Others shared IEA's view.

"Oil dances to the tune of demand considerations – when forecasts are optimistic, prices strengthen and vice versa," PVM Oil Associates, a London-based oil brokerage, said in a research report.

"Over-optimistic equity investors became disillusioned with the lack of tangible progress in the fight against Covid-19. Although global manufacturing and service indexes have recovered impressively from the March bloodbath, the future is becoming more uncertain than before," the report said. "Infection rates are on the rise again, there are localized lockdowns introduced in a growing number of countries hindering regional economic growth and the number of unemployed is failing to fall significantly. This leads to dismal oil growth."

OPEC, a group of 13 nations and its non-member allies known as OPEC+, agreed to cut production by 7.7 million barrels per day until December. The group, based in Vienna, Austria, will meet Thursday to discuss policy.

In a report, OPEC said it expected weak demand for oil to continue at least through the first half of 2021.

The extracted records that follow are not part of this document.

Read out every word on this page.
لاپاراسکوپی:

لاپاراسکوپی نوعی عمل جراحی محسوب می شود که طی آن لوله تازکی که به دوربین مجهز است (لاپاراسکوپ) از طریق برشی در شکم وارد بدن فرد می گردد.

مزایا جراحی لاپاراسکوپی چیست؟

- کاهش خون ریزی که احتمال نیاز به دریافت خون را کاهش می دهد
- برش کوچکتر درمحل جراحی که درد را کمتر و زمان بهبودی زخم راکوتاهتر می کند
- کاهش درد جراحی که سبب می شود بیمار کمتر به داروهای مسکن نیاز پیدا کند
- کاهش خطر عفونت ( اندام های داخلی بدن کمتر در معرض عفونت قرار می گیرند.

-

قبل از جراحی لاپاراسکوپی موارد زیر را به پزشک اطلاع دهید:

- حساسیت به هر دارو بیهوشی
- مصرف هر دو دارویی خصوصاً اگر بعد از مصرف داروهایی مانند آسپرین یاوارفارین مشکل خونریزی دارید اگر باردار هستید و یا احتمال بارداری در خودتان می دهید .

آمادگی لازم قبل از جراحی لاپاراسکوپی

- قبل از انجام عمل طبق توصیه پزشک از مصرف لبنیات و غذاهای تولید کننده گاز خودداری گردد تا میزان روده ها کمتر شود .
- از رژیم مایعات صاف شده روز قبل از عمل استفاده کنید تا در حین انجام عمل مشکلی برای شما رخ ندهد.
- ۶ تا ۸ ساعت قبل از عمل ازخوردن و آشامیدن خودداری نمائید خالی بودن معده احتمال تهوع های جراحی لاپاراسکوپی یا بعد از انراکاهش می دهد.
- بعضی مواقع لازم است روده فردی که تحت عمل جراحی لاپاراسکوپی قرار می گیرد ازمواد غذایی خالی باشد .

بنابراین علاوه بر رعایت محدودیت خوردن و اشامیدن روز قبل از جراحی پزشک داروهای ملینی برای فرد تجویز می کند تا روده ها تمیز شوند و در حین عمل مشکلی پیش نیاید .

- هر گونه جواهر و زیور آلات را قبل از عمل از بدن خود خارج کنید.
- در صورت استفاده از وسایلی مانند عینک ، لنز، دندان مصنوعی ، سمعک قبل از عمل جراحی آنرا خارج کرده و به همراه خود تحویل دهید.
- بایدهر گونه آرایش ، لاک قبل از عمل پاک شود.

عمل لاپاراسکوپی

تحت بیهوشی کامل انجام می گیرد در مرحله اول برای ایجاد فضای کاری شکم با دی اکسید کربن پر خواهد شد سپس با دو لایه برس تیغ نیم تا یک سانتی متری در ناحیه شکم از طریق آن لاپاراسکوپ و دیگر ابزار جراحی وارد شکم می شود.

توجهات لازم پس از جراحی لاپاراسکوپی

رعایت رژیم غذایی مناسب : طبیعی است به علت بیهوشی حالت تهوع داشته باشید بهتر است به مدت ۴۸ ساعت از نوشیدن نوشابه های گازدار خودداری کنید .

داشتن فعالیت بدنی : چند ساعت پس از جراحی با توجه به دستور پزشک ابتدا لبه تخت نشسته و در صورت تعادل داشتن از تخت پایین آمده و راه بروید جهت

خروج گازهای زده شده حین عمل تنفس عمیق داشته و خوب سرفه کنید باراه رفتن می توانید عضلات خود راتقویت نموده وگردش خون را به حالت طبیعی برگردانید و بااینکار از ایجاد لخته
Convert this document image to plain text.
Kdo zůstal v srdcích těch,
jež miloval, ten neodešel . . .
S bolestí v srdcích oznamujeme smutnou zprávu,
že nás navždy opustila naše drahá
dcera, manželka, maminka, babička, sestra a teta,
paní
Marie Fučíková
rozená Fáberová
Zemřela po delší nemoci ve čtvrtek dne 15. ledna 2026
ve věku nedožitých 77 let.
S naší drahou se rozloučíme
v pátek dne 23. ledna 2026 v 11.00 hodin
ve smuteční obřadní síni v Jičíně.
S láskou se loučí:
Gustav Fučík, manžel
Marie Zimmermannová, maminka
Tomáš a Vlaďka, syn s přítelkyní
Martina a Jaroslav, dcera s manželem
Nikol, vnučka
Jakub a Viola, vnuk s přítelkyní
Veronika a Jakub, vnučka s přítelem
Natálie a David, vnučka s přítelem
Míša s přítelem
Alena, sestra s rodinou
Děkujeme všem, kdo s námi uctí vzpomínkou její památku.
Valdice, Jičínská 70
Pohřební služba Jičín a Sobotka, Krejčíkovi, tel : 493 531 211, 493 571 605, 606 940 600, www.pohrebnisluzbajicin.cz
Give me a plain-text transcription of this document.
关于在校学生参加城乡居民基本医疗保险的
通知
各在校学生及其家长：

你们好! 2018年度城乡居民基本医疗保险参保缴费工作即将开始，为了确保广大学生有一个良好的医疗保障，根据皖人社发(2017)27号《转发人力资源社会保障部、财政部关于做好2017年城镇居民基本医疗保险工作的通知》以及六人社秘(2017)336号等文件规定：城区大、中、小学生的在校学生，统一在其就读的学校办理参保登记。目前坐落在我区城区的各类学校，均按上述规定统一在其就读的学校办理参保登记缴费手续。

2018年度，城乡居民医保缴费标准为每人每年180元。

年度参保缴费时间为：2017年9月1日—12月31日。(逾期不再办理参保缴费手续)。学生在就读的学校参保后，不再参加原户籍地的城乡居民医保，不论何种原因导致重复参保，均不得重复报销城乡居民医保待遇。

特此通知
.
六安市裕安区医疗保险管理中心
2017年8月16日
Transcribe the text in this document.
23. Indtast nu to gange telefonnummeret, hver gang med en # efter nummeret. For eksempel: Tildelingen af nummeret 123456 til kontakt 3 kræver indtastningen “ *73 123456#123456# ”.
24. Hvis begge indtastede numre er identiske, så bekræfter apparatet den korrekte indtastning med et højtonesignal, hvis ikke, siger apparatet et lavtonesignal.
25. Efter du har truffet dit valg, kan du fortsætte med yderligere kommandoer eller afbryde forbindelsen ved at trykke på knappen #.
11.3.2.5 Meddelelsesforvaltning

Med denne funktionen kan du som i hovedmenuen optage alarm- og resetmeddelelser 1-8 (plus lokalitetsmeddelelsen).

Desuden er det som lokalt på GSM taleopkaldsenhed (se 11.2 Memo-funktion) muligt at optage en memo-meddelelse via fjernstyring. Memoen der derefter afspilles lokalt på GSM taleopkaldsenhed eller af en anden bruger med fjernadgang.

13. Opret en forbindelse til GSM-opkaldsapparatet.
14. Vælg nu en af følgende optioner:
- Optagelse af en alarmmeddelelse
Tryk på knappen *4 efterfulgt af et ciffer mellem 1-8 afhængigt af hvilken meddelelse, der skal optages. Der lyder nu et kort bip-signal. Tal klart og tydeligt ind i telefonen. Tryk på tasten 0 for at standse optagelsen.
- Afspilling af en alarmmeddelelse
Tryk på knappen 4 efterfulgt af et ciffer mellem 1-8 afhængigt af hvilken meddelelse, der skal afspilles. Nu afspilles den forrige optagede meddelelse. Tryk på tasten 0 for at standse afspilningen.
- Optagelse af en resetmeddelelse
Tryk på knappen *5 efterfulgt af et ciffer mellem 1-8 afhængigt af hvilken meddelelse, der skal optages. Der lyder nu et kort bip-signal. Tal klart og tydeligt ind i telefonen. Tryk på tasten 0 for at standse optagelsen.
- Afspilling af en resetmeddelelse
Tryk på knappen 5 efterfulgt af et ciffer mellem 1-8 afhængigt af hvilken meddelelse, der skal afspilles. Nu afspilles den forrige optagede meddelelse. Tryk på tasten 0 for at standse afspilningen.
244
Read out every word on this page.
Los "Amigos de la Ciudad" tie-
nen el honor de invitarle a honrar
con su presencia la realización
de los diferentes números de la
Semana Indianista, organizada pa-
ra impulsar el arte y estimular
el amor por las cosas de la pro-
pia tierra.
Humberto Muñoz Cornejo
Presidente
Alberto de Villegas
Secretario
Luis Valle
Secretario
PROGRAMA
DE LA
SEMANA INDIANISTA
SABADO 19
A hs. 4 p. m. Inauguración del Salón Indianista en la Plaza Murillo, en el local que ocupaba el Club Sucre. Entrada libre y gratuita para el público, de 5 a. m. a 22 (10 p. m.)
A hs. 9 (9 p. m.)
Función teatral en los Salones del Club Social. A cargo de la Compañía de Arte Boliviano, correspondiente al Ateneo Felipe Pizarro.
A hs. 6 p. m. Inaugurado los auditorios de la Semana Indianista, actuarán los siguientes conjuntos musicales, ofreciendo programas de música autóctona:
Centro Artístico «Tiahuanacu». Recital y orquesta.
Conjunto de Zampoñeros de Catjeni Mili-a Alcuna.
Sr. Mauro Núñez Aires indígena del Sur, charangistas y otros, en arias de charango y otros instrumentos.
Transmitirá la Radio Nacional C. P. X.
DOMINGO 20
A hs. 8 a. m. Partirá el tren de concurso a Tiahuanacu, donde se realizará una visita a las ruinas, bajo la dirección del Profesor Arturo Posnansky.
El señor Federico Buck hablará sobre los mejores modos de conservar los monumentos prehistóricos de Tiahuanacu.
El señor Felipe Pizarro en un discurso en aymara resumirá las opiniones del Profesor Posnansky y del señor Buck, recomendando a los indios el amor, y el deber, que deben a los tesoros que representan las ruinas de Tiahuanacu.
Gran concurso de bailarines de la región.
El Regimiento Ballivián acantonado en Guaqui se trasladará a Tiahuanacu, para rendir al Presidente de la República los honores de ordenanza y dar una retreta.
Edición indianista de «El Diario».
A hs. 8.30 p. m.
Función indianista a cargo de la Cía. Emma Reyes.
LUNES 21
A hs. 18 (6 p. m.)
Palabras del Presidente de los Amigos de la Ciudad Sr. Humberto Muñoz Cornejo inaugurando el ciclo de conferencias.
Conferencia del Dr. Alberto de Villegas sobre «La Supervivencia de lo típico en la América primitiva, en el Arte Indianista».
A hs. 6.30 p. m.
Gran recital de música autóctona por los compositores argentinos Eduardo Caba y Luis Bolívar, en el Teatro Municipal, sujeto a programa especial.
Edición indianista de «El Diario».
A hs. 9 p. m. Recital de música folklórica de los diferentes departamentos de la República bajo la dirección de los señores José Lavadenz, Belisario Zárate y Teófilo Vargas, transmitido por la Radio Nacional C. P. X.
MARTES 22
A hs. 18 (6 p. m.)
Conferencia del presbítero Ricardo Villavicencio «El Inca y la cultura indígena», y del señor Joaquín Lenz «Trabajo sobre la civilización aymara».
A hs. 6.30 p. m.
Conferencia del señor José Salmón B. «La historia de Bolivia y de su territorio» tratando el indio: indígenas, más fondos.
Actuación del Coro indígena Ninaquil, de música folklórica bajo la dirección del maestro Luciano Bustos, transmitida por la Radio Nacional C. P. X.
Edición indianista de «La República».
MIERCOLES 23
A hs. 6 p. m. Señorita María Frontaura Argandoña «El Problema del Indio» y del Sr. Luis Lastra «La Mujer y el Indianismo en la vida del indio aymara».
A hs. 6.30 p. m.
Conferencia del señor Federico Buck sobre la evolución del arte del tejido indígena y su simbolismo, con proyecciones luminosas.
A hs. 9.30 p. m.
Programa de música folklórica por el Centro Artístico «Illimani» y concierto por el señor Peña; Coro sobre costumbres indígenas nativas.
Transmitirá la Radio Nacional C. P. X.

"Additionally, risks remain elevated and skewed to the downside, particularly in relation to the development of Covid-19 infection cases and potential vaccines," OPEC said.

"Furthermore, the speed of recovery in economic activities and oil demand growth potential in other Asian countries, including India, remain uncertain."

US Federal Reserve Chairman Jerome Powell will present his outlook for the nation's economy at the conclusion of the Federal Open Market Committee's meeting Wednesday.

The Fed is expected to leave interest rates unchanged at 0-0.25 percent as part of an effort to stimulate the US economy.